Sometimes it's better to throw our gifts away. I don't know if that's what Delbert Mann was thinking but he proves the point. He is capable of visual conceits but he hardly ever uses them. What is "film" is so subtle. It's all her face and the very small decisions they make when they define the space with the camera.

I love Tennessee Williams though I've never seen one of his plays in person, I've only ever seen the films. However, I hate the films. The very basic problem is the movement of the camera, the way cinema tries and is obliged to define space. The camera always feels like an espontaneo who has jumped into the bull ring, I always want to yell at it to get out of there, no matter who the director is.

But Delbert Mann figured it out. Every camera angle defines a space perfectly, a space that needs to be moved through. Theater does not want to be moved through. But there's no reason I'm sure, on picking up the script, we would say "The Bachelor" could not be theater. Delbert Mann figured out what has eluded countless of great filmmakers from Bresson, who was so obsessed with films contaminated with the habits of theater he completely redefined every aspect of film, to Schlondorff with his great but still flawed "Death of A Salesman". His only rival is Fassbinder who himself still suffered an awkward inability to resolve the differences of language and understanding of worlds unique to specific artforms in his borderline films like "The Bitter Tears of Petra Von Kant". We'll remove Seijun Suzuki from the discussion since his films function largely on their awkwardness, which is the quality that brought down more respectable Japanese directors (Double Suicide comes immediately to mind). Delbert Mann stands alone, adroit, between two worlds. A skill that calls no attention to itself, that he never asks to be rewarded for. When we watch his movies we feel nothing but the movement of the film.
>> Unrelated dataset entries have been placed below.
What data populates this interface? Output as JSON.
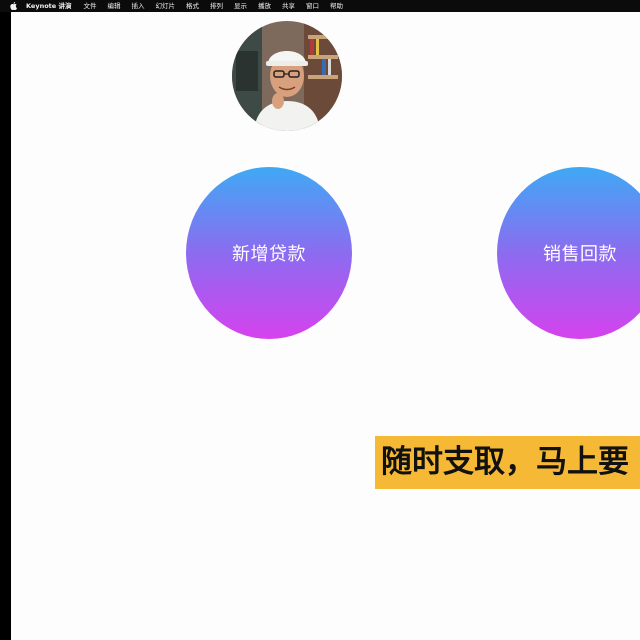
{
  "menubar": {
    "app_name": "Keynote 讲演",
    "items": [
      "文件",
      "编辑",
      "插入",
      "幻灯片",
      "格式",
      "排列",
      "显示",
      "播放",
      "共享",
      "窗口",
      "帮助"
    ]
  },
  "slide": {
    "buttons": [
      {
        "label": "新增贷款"
      },
      {
        "label": "销售回款"
      }
    ],
    "caption": "随时支取，马上要"
  },
  "colors": {
    "gradient_top": "#3fa9f5",
    "gradient_mid": "#8b6cf0",
    "gradient_bottom": "#d642ee",
    "caption_bg": "#f5b935",
    "slide_bg": "#fdfdfd"
  }
}
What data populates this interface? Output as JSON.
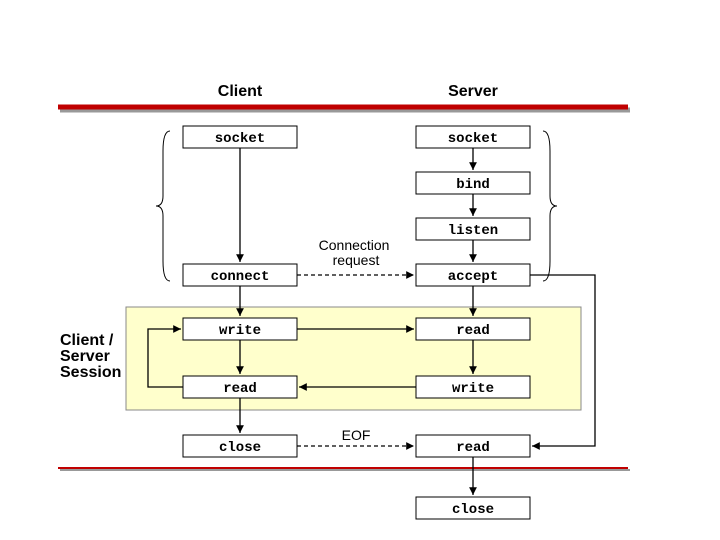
{
  "headers": {
    "client": "Client",
    "server": "Server"
  },
  "client": {
    "socket": "socket",
    "connect": "connect",
    "write": "write",
    "read": "read",
    "close": "close"
  },
  "server": {
    "socket": "socket",
    "bind": "bind",
    "listen": "listen",
    "accept": "accept",
    "read": "read",
    "write": "write",
    "read2": "read",
    "close": "close"
  },
  "labels": {
    "conn_req": "Connection\nrequest",
    "eof": "EOF",
    "session": "Client /\nServer\nSession"
  },
  "colors": {
    "rule": "#c00000",
    "shadow": "#999999",
    "session_fill": "#ffffcc"
  }
}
But this is the breadth of his talent as a film director. And we have to acknowledge all that lies beside it, which is the sin of creating a film driven by dialogue and flirting with another medium, theater no less, a crime on the level of incest, possibly bestiality.

And this is where the true richness is. The humus of film sin. The pleasure of a lazy film.

Breillat may be on Everest but Mann is somewhere much closer to home, or at least with less thin air.

Breillat should be celebrated for achieving things no one else in our era seems capable of and that are totally of our time. In many ways she stands apart in film history itself. But she is not the way forward. Cinema is a grown thing and it's time for it to be a dying thing. It must die before it can be young again.

So let us, with our Delbert Mann's, wherever they're hiding, roll down the hill into the creek and hope we are carried out to sea. Leave the cold mountain tops to the French.

And just to completely contradict myself, here is a what a very smart Frenchman had to say on the subject:

"When a film is brilliantly organized the result is too precise, too polished, and unfashionable in very little time. I would prefer a wheelbarrow to a Rolls Royce because they keep changing shape and engine."